The enzymatic and metabolic capabilities of early life

Abstract

We introduce the concept of metaconsensus and employ it to make high confidence predictions of early enzyme functions and the metabolic properties that they may have produced. Several independent studies have used comparative bioinformatics methods to identify taxonomically broad features of genomic sequence data, protein structure data, and metabolic pathway data in order to predict physiological features that were present in early, ancestral life forms. But all such methods carry with them some level of technical bias. Here, we cross-reference the results of these previous studies to determine enzyme functions predicted to be ancient by multiple methods. We survey modern metabolic pathways to identify those that maintain the highest frequency of metaconsensus enzymes. Using the full set of modern reactions catalyzed by these metaconsensus enzyme functions, we reconstruct a representative metabolic network that may reflect the core metabolism of early life forms. Our results show that ten enzyme functions, four hydrolases, three transferases, one oxidoreductase, one lyase, and one ligase, are determined by metaconsensus to be present at least as late as the last universal common ancestor. Subnetworks within central metabolic processes related to sugar and starch metabolism, amino acid biosynthesis, phospholipid metabolism, and CoA biosynthesis, have high frequencies of these enzyme functions. We demonstrate that a large metabolic network can be generated from this small number of enzyme functions.

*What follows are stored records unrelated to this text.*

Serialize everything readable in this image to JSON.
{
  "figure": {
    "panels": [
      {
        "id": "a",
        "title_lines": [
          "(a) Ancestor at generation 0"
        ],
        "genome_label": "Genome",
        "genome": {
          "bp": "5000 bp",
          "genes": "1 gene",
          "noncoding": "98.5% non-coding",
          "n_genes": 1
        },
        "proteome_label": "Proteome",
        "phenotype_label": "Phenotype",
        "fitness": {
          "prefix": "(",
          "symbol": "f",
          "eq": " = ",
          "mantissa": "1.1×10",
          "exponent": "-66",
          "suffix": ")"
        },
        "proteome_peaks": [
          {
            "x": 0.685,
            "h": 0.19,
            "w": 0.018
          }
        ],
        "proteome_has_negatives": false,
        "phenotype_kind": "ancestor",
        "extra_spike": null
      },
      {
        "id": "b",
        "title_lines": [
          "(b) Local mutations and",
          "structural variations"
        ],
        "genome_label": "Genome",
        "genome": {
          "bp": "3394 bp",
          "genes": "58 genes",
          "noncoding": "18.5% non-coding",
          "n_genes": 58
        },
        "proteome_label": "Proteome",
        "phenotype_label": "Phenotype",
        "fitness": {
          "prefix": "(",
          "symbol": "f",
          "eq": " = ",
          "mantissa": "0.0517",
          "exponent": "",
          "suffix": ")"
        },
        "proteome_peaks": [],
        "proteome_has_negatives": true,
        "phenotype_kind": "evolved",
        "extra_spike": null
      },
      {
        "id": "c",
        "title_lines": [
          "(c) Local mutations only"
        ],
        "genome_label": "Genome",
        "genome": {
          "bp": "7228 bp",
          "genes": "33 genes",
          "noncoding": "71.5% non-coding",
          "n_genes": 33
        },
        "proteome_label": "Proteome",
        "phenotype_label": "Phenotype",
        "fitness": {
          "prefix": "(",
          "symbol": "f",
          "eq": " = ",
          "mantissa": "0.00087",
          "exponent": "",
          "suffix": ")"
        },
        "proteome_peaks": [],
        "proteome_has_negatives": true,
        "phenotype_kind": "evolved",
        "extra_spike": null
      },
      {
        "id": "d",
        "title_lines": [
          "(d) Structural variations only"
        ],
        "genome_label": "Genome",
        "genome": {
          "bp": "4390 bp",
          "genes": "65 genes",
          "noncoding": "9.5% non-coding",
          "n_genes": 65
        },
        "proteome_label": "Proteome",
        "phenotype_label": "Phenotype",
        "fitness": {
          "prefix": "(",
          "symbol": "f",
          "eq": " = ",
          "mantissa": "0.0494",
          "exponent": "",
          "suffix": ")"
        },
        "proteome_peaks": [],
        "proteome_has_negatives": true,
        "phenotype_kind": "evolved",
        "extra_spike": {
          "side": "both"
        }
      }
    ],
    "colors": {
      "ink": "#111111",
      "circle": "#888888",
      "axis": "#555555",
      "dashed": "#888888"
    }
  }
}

Figure 1. Metaconsensus analysis of conserved enzyme functions identified by three independent comparative bioinformatics methods.

These methods include comparisons of clusters of orthologous protein sequences , protein fold architectures , and metabolic reactions . Members in each of these datasets are converted to enzyme functions represented by a three-term EC code and the resulting datasets are made nonredundant. Six metaconsensus enzyme functions are found in all three datasets and thus are very likely to have been present in LUCA. Because the universal reactions data were acquired by comparing only autotrophic organisms, this analysis may be overly dependent on whether or not LUCA was also autotrophic. Thus, the four EC groups common between the universal sequence and universal structure datasets, but not present in the universal reaction dataset, are also likely to have been present in LUCA.

Figure 2. Ancestral folds associated with metaconsensus enzyme functions.

Folds are given in the horizontal axis by their SCOP code . Orange boxes indicate associations with metaconsensus enzyme reactions in the vertical axis. These folds (with ancestry values between 0% and 19%) were previously predicted to have originated before the establishment of the DNA genome . All of the metaconsensus enzyme functions are associated with a number of ancient folds. The three transferases (EC codes 2.4.1.-, 2.7.1.-, and 2.7.7.-) are associated with the highest number of these ancient folds.

Figure 3. Modern metabolic pathways with the highest frequencies of metaconsensus enzyme functions.

Pathways were identified as ancient through a survey of all pathways stored in the KEGG database . For each pathway, the frequency of metaconsensus enzyme functions is presented as both a percentage of the list of pathway enzymes and a percentage of the list of metaconsensus enzyme functions. A negative control is represented by yellow bars, which indicate the average value of pathway enzymes randomly assigned from all enzyme functions in the KEGG database. This analysis identifies amino acid, phospholipid, CoA, and carbohydrate metabolisms as ancient. Diagrams of these pathways with highlighted metaconsensus enzyme functions are available as Figure S1.

Figure 4. A reconstructed metabolism composed of reactions imparted by metaconsensus enzyme functions.

Nodes represent reactants and products while the edges connecting them represent metaconsensus enzyme functions. The network is composed of 119 nodes and 135 edges. Reactions were assembled from the KEGG reactions database and small molecules and cofactors were removed. Yellow edges represent metaconsensus enzyme functions predicted by the universal sequence, universal structure, and universal reaction datasets. Green edges represent metaconsensus enzyme functions predicted by the universal sequence and universal structure datasets, but not the universal reaction dataset. Subnetworks circled in red roughly reflect subsets of metabolism related to amino acids and peptides, nucleotides and RNA, sugars and starches, and phospholipids. This reconstructed metabolism demonstrates that significant metabolic complexity is possible with only these ten metaconsensus enzyme functions.